Stalins Standpunkt war: „Die Juden seien vor allem deshalb keine Nation, weil sie keine Bauernschicht hätten. Seine Losung war: „Werdet Bauern, dadurch erwerbt ihr das Recht einer Nation. Der Sowjetstaat bot den Juden „großzügig“ eine Chance, wobei von vornhinein einkalkuliert war, dass ein Scheitern der Agrarisierung und ein Sieg der Assimilierung die „zionistischen“ Bestrebungen ein für allemal diskreditieren würde. (vgl. Lustiger 1998: 78)
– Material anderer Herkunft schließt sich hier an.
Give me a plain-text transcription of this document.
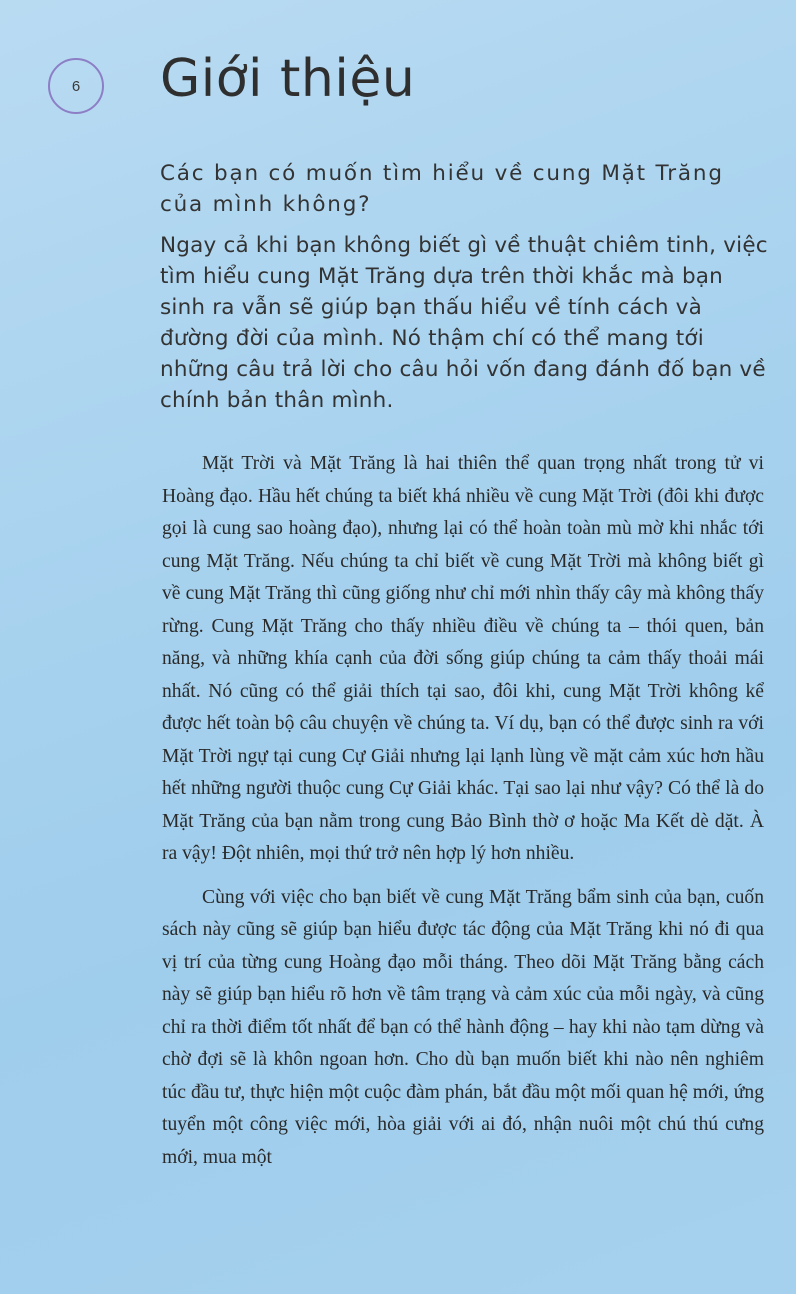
6 Giới thiệu

Các bạn có muốn tìm hiểu về cung Mặt Trăng của mình không?

Ngay cả khi bạn không biết gì về thuật chiêm tinh, việc tìm hiểu cung Mặt Trăng dựa trên thời khắc mà bạn sinh ra vẫn sẽ giúp bạn thấu hiểu về tính cách và đường đời của mình. Nó thậm chí có thể mang tới những câu trả lời cho câu hỏi vốn đang đánh đố bạn về chính bản thân mình.

Mặt Trời và Mặt Trăng là hai thiên thể quan trọng nhất trong tử vi Hoàng đạo. Hầu hết chúng ta biết khá nhiều về cung Mặt Trời (đôi khi được gọi là cung sao hoàng đạo), nhưng lại có thể hoàn toàn mù mờ khi nhắc tới cung Mặt Trăng. Nếu chúng ta chỉ biết về cung Mặt Trời mà không biết gì về cung Mặt Trăng thì cũng giống như chỉ mới nhìn thấy cây mà không thấy rừng. Cung Mặt Trăng cho thấy nhiều điều về chúng ta – thói quen, bản năng, và những khía cạnh của đời sống giúp chúng ta cảm thấy thoải mái nhất. Nó cũng có thể giải thích tại sao, đôi khi, cung Mặt Trời không kể được hết toàn bộ câu chuyện về chúng ta. Ví dụ, bạn có thể được sinh ra với Mặt Trời ngự tại cung Cự Giải nhưng lại lạnh lùng về mặt cảm xúc hơn hầu hết những người thuộc cung Cự Giải khác. Tại sao lại như vậy? Có thể là do Mặt Trăng của bạn nằm trong cung Bảo Bình thờ ơ hoặc Ma Kết dè dặt. À ra vậy! Đột nhiên, mọi thứ trở nên hợp lý hơn nhiều.

Cùng với việc cho bạn biết về cung Mặt Trăng bẩm sinh của bạn, cuốn sách này cũng sẽ giúp bạn hiểu được tác động của Mặt Trăng khi nó đi qua vị trí của từng cung Hoàng đạo mỗi tháng. Theo dõi Mặt Trăng bằng cách này sẽ giúp bạn hiểu rõ hơn về tâm trạng và cảm xúc của mỗi ngày, và cũng chỉ ra thời điểm tốt nhất để bạn có thể hành động – hay khi nào tạm dừng và chờ đợi sẽ là khôn ngoan hơn. Cho dù bạn muốn biết khi nào nên nghiêm túc đầu tư, thực hiện một cuộc đàm phán, bắt đầu một mối quan hệ mới, ứng tuyển một công việc mới, hòa giải với ai đó, nhận nuôi một chú thú cưng mới, mua một
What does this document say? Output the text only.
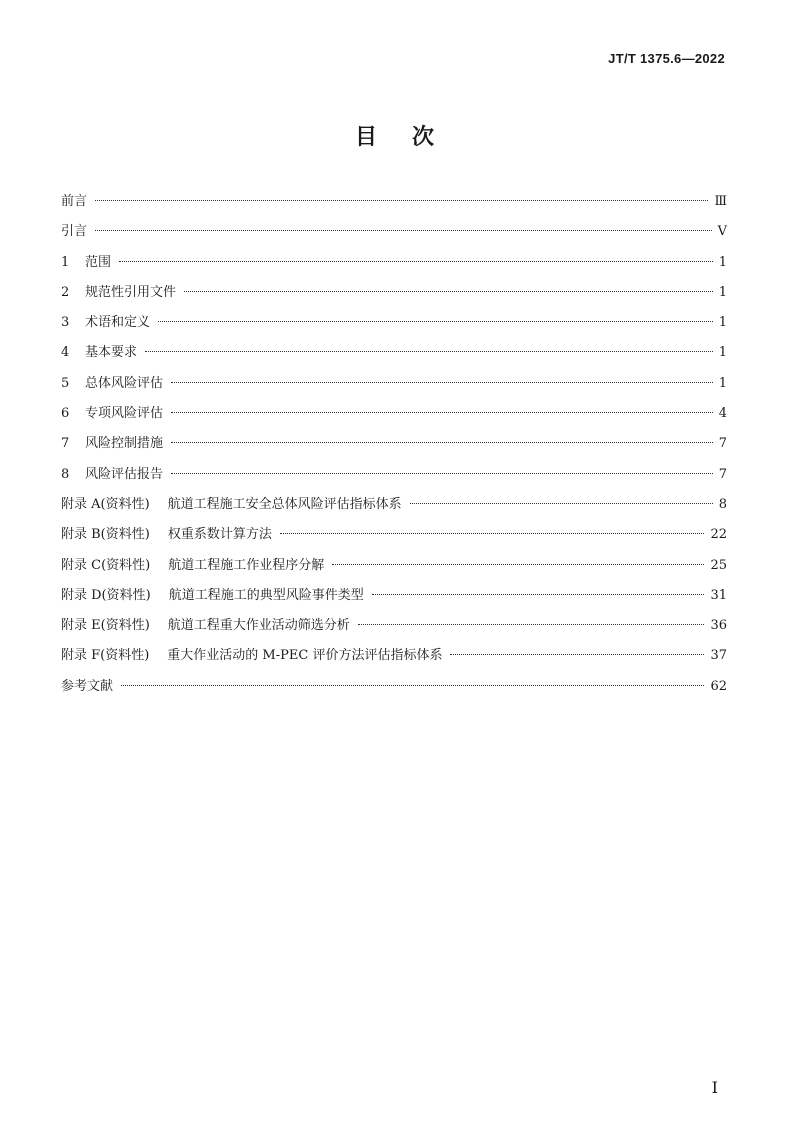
JT/T 1375.6—2022
目 次
前言	Ⅲ
引言	Ⅴ
1	范围	1
2	规范性引用文件	1
3	术语和定义	1
4	基本要求	1
5	总体风险评估	1
6	专项风险评估	4
7	风险控制措施	7
8	风险评估报告	7
附录 A(资料性) 航道工程施工安全总体风险评估指标体系	8
附录 B(资料性) 权重系数计算方法	22
附录 C(资料性) 航道工程施工作业程序分解	25
附录 D(资料性) 航道工程施工的典型风险事件类型	31
附录 E(资料性) 航道工程重大作业活动筛选分析	36
附录 F(资料性) 重大作业活动的 M-PEC 评价方法评估指标体系	37
参考文献	62
I
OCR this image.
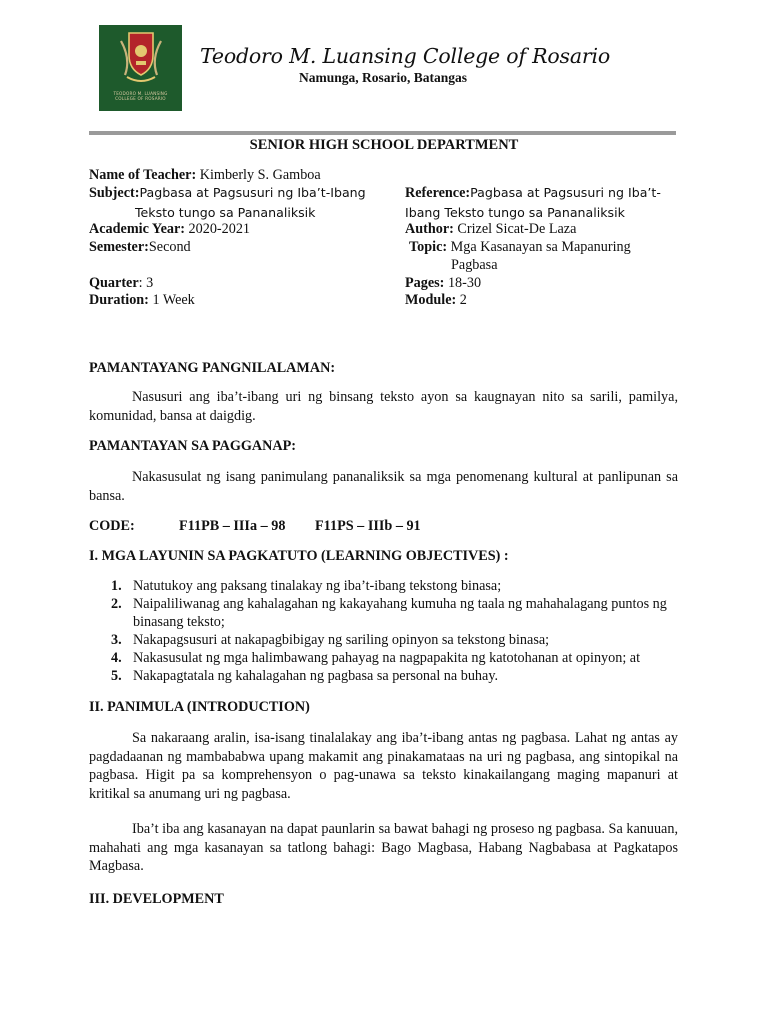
TEODORO M. LUANSING
COLLEGE OF ROSARIO
Teodoro M. Luansing College of Rosario
Namunga, Rosario, Batangas
SENIOR HIGH SCHOOL DEPARTMENT
Name of Teacher: Kimberly S. Gamboa
Subject:Pagbasa at Pagsusuri ng Iba’t-Ibang
Teksto tungo sa Pananaliksik
Academic Year: 2020-2021
Semester:Second
Quarter: 3
Duration: 1 Week
Reference:Pagbasa at Pagsusuri ng Iba’t-
Ibang Teksto tungo sa Pananaliksik
Author: Crizel Sicat-De Laza
Topic: Mga Kasanayan sa Mapanuring
Pagbasa
Pages: 18-30
Module: 2
PAMANTAYANG PANGNILALAMAN:
Nasusuri ang iba’t-ibang uri ng binsang teksto ayon sa kaugnayan nito sa sarili, pamilya, komunidad, bansa at daigdig.
PAMANTAYAN SA PAGGANAP:
Nakasusulat ng isang panimulang pananaliksik sa mga penomenang kultural at panlipunan sa bansa.
CODE:	F11PB – IIIa – 98 F11PS – IIIb – 91
I. MGA LAYUNIN SA PAGKATUTO (LEARNING OBJECTIVES) :
1. Natutukoy ang paksang tinalakay ng iba’t-ibang tekstong binasa;
2. Naipaliliwanag ang kahalagahan ng kakayahang kumuha ng taala ng mahahalagang puntos ng binasang teksto;
3. Nakapagsusuri at nakapagbibigay ng sariling opinyon sa tekstong binasa;
4. Nakasusulat ng mga halimbawang pahayag na nagpapakita ng katotohanan at opinyon; at
5. Nakapagtatala ng kahalagahan ng pagbasa sa personal na buhay.
II. PANIMULA (INTRODUCTION)
Sa nakaraang aralin, isa-isang tinalalakay ang iba’t-ibang antas ng pagbasa. Lahat ng antas ay pagdadaanan ng mambababwa upang makamit ang pinakamataas na uri ng pagbasa, ang sintopikal na pagbasa. Higit pa sa komprehensyon o pag-unawa sa teksto kinakailangang maging mapanuri at kritikal sa anumang uri ng pagbasa.
Iba’t iba ang kasanayan na dapat paunlarin sa bawat bahagi ng proseso ng pagbasa. Sa kanuuan, mahahati ang mga kasanayan sa tatlong bahagi: Bago Magbasa, Habang Nagbabasa at Pagkatapos Magbasa.
III. DEVELOPMENT
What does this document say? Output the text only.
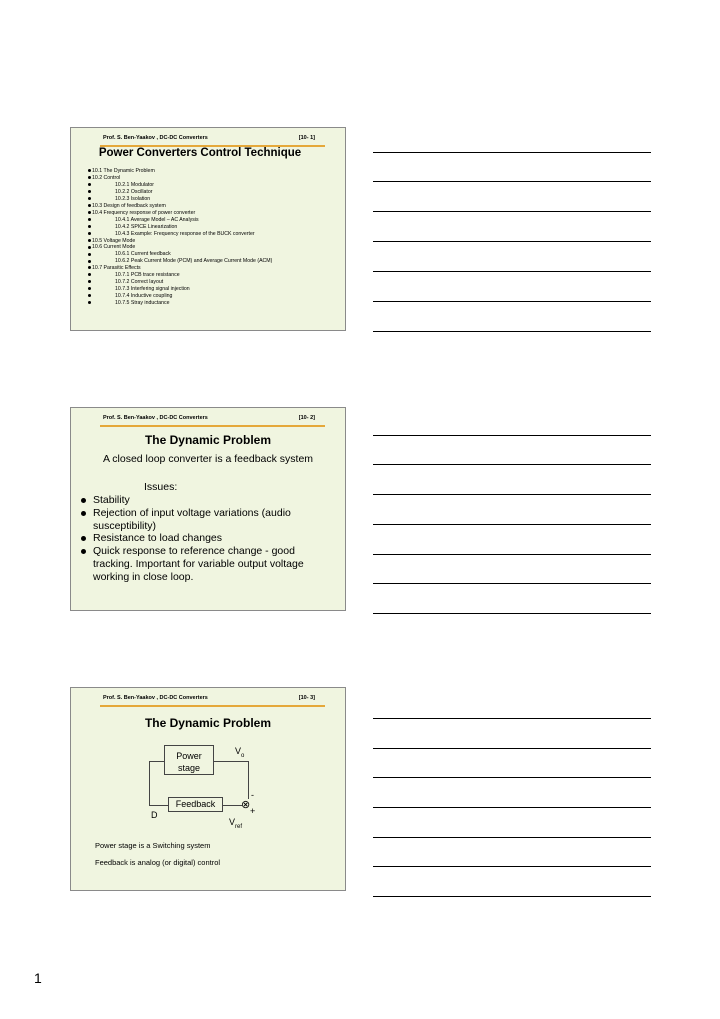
Prof. S. Ben-Yaakov , DC-DC Converters	[10- 1]
Power Converters Control Technique
10.1 The Dynamic Problem
10.2 Control
10.2.1 Modulator
10.2.2 Oscillator
10.2.3 Isolation
10.3 Design of feedback system
10.4 Frequency response of power converter
10.4.1 Average Model – AC Analysis
10.4.2 SPICE Linearization
10.4.3 Example: Frequency response of the BUCK converter
10.5 Voltage Mode
10.6 Current Mode
10.6.1 Current feedback
10.6.2 Peak Current Mode (PCM) and Average Current Mode (ACM)
10.7 Parasitic Effects
10.7.1 PCB trace resistance
10.7.2 Correct layout
10.7.3 Interfering signal injection
10.7.4 Inductive coupling
10.7.5 Stray inductance
Prof. S. Ben-Yaakov , DC-DC Converters	[10- 2]
The Dynamic Problem
A closed loop converter is a feedback system
Issues:
Stability
Rejection of input voltage variations (audio susceptibility)
Resistance to load changes
Quick response to reference change - good tracking. Important for variable output voltage working in close loop.
Prof. S. Ben-Yaakov , DC-DC Converters	[10- 3]
The Dynamic Problem
Power
stage
Feedback
$V_o$
⊗
-
+
D
$V_{ref}$
Power stage is a Switching system
Feedback is analog (or digital) control
1
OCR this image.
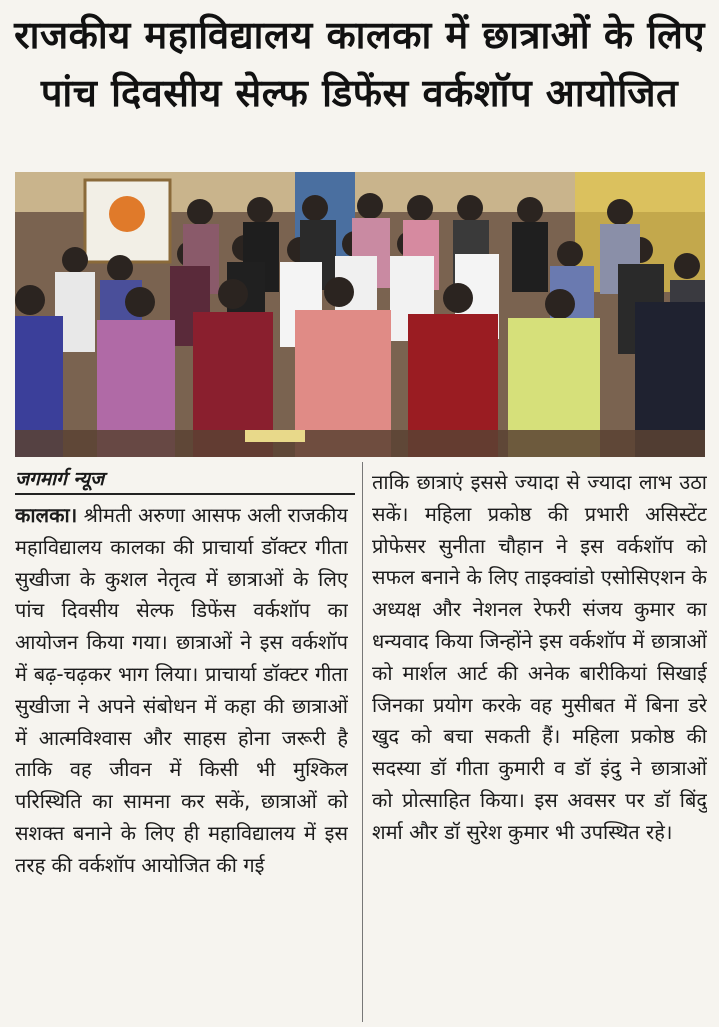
राजकीय महाविद्यालय कालका में छात्राओं के लिए
पांच दिवसीय सेल्फ डिफेंस वर्कशॉप आयोजित
जगमार्ग न्यूज
कालका। श्रीमती अरुणा आसफ अली राजकीय महाविद्यालय कालका की प्राचार्या डॉक्टर गीता सुखीजा के कुशल नेतृत्व में छात्राओं के लिए पांच दिवसीय सेल्फ डिफेंस वर्कशॉप का आयोजन किया गया। छात्राओं ने इस वर्कशॉप में बढ़-चढ़कर भाग लिया। प्राचार्या डॉक्टर गीता सुखीजा ने अपने संबोधन में कहा की छात्राओं में आत्मविश्वास और साहस होना जरूरी है ताकि वह जीवन में किसी भी मुश्किल परिस्थिति का सामना कर सकें, छात्राओं को सशक्त बनाने के लिए ही महाविद्यालय में इस तरह की वर्कशॉप आयोजित की गई
ताकि छात्राएं इससे ज्यादा से ज्यादा लाभ उठा सकें। महिला प्रकोष्ठ की प्रभारी असिस्टेंट प्रोफेसर सुनीता चौहान ने इस वर्कशॉप को सफल बनाने के लिए ताइक्वांडो एसोसिएशन के अध्यक्ष और नेशनल रेफरी संजय कुमार का धन्यवाद किया जिन्होंने इस वर्कशॉप में छात्राओं को मार्शल आर्ट की अनेक बारीकियां सिखाई जिनका प्रयोग करके वह मुसीबत में बिना डरे खुद को बचा सकती हैं। महिला प्रकोष्ठ की सदस्या डॉ गीता कुमारी व डॉ इंदु ने छात्राओं को प्रोत्साहित किया। इस अवसर पर डॉ बिंदु शर्मा और डॉ सुरेश कुमार भी उपस्थित रहे।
Auch nach der Auflösung der Jewsekzii galten Juden innersowjetisch als Nation. Als Inlandspässe eingeführt wurden, trug man jedem Jude - ob er dies wollte oder nicht - seine nationale Zugehörigkeit (jewrej) in die Papiere ein.

„Der Stalinismus schlug also in zweifacher Form auf die Juden ein: jenen, die sich assimilieren wollten, zwang er ein untilgbares Stigma auf, und jenen, die nationale jüdische Formen behalten wollte, wurde dies unmöglich gemacht.“ (Lustiger 1998: 81)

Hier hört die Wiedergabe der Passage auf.